[...]
I. - La présomption de compétence professionnelle que les arbitres font peser sur les opérateurs du commerce international a été soulignée dans cette chronique dès 1974, dans des observations sur la sentence rendue en 1972 dans l'affaire nº 1990 (JDI 1974, 897). Elle apparaissait déjà dans une sentence de 1966 dans l'affaire nº 1397, mentionnée dans les observations figurant au pied de cette sentence. Cette présomption a été confirmée par diverses sentences ultérieures (cf. les sentences rendues en 1975 dans les affaires nº 2438 : JDI 1976, p. 969 ; nº 2281, p. 989 et en 1980 dans les affaires nº 3380 : JDI 1981, p. 927 et nº 3130, p. 932).
Une fois encore les arbitres présument que les parties n'ont pu en raison de leur expérience, se méprendre sur la portée de leurs engagements contractuels. Ils estiment qu'il ne fait pas de doute qu'elles ont prêté une grande attention à la lettre de leur contrat. Mais tel n'est pas le seul rôle de la présomption de compétence professionnelle des opérateurs du commerce international. Elle constitue le support d'une référence des arbitres à la pratique et aux usages que des parties expérimentées ne sauraient ignorer. On ne peut s'empêcher ici d'évoquer l'article 9 (2) de la Convention de Vienne du 11 avril 1980 qui dispose :
« Sauf convention contraire des parties, celles-ci sont réputées s'être tacitement référées dans le contrat et pour sa formation à tout usage dont elles avaient connaissance ou auraient dû avoir connaissance et qui, dans le commerce international, est largement connu et régulièrement observé par les parties à des contrats de même type dans la branche commerciale considérée ».
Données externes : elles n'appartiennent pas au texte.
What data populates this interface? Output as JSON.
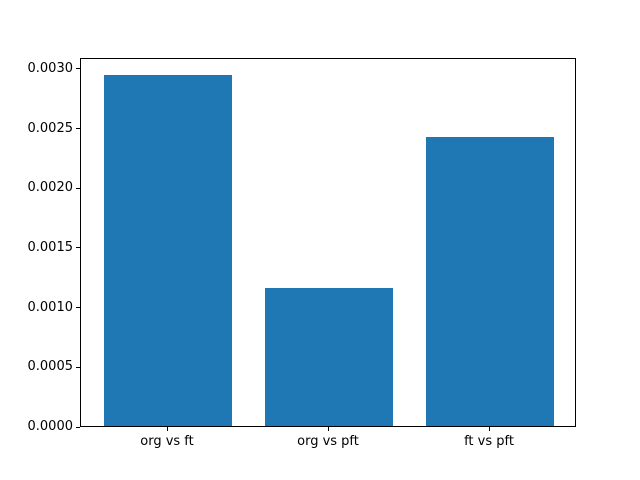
{
  "figure": {
    "background_color": "#ffffff",
    "text_color": "#000000",
    "spine_color": "#000000"
  },
  "chart_data": {
    "type": "bar",
    "title": "",
    "xlabel": "",
    "ylabel": "",
    "categories": [
      "org vs ft",
      "org vs pft",
      "ft vs pft"
    ],
    "values": [
      0.00294,
      0.00116,
      0.00242
    ],
    "bar_color": "#1f77b4",
    "bar_width_fraction": 0.8,
    "x_margin_units": 0.54,
    "ylim": [
      0,
      0.00309
    ],
    "yticks": [
      0.0,
      0.0005,
      0.001,
      0.0015,
      0.002,
      0.0025,
      0.003
    ],
    "ytick_decimals": 4,
    "grid": false,
    "legend": false
  }
}
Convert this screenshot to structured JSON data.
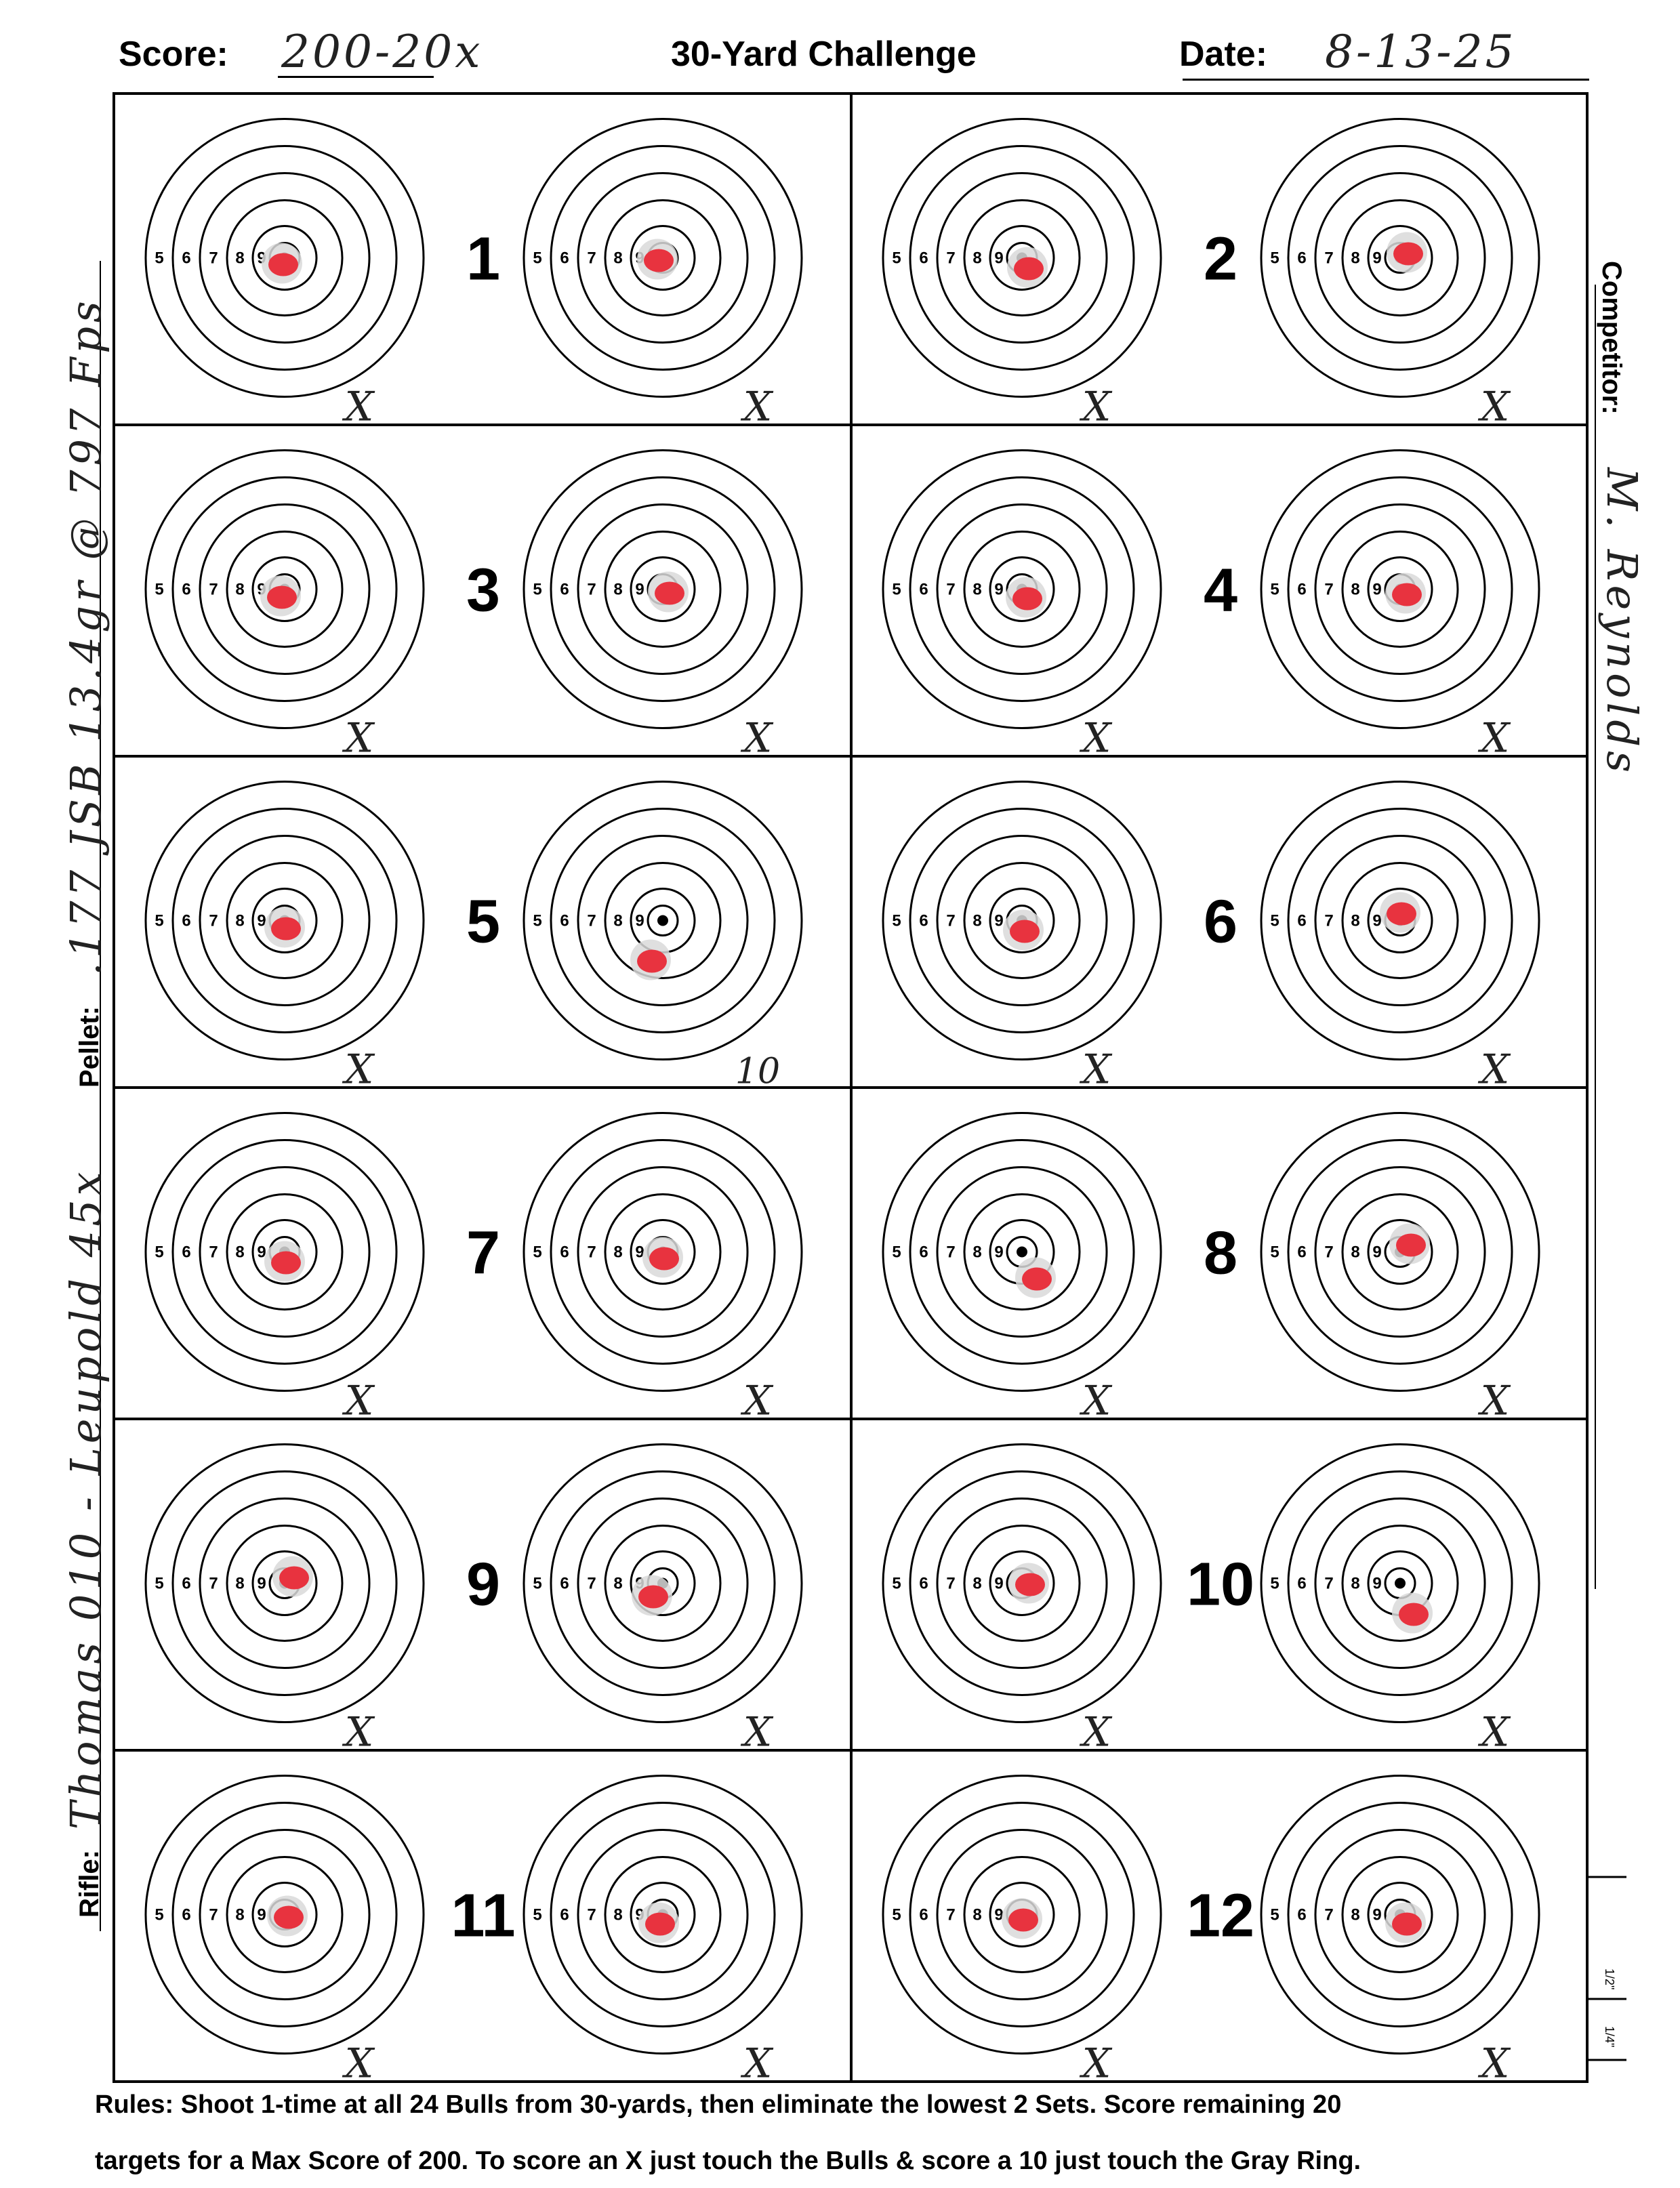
{
  "header": {
    "score_label": "Score:",
    "score_value": "200-20x",
    "title": "30-Yard Challenge",
    "date_label": "Date:",
    "date_value": "8-13-25"
  },
  "side_labels": {
    "competitor_label": "Competitor:",
    "competitor_value": "M. Reynolds",
    "pellet_label": "Pellet:",
    "pellet_value": ".177 JSB 13.4gr @ 797 Fps",
    "rifle_label": "Rifle:",
    "rifle_value": "Thomas 010 - Leupold 45x"
  },
  "ring_numbers": [
    "5",
    "6",
    "7",
    "8",
    "9"
  ],
  "sets": [
    {
      "number": "1",
      "marks": [
        "X",
        "X"
      ]
    },
    {
      "number": "2",
      "marks": [
        "X",
        "X"
      ]
    },
    {
      "number": "3",
      "marks": [
        "X",
        "X"
      ]
    },
    {
      "number": "4",
      "marks": [
        "X",
        "X"
      ]
    },
    {
      "number": "5",
      "marks": [
        "X",
        "10"
      ]
    },
    {
      "number": "6",
      "marks": [
        "X",
        "X"
      ]
    },
    {
      "number": "7",
      "marks": [
        "X",
        "X"
      ]
    },
    {
      "number": "8",
      "marks": [
        "X",
        "X"
      ]
    },
    {
      "number": "9",
      "marks": [
        "X",
        "X"
      ]
    },
    {
      "number": "10",
      "marks": [
        "X",
        "X"
      ]
    },
    {
      "number": "11",
      "marks": [
        "X",
        "X"
      ]
    },
    {
      "number": "12",
      "marks": [
        "X",
        "X"
      ]
    }
  ],
  "scale_labels": [
    "1/2\"",
    "1/4\""
  ],
  "rules": {
    "line1": "Rules: Shoot 1-time at all 24 Bulls from 30-yards, then eliminate the lowest 2 Sets. Score remaining 20",
    "line2": "targets for a Max Score of 200. To score an X just touch the Bulls & score a 10 just touch the Gray Ring."
  },
  "colors": {
    "ink": "#000000",
    "pellet_hole": "#e8333f",
    "torn_paper": "#d9d9d9"
  }
}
En effet, non seulement le tribunal arbitral présume que les parties ont rédigé leur contrat avec le plus grand soin, mais il tient pour certain qu'elles dominent parfaitement la technique contractuelle en matière de construction. C'est pourquoi les arbitres ne peuvent admettre que le doublement de la capacité de production de la fabrique de ciment puisse être considérée comme une addition aux travaux contractuels qui étaient l'objet du premier contrat avec le maître de l'ouvrage et, partant, la raison d'être de la constitution du premier consortium. Au-delà d'un usage du commerce international tendant à la sécurité des transactions, la présomption de compétence professionnelle des opérateurs du commerce international apparaît ici comme un point d'ancrage au sein des usages du commerce international.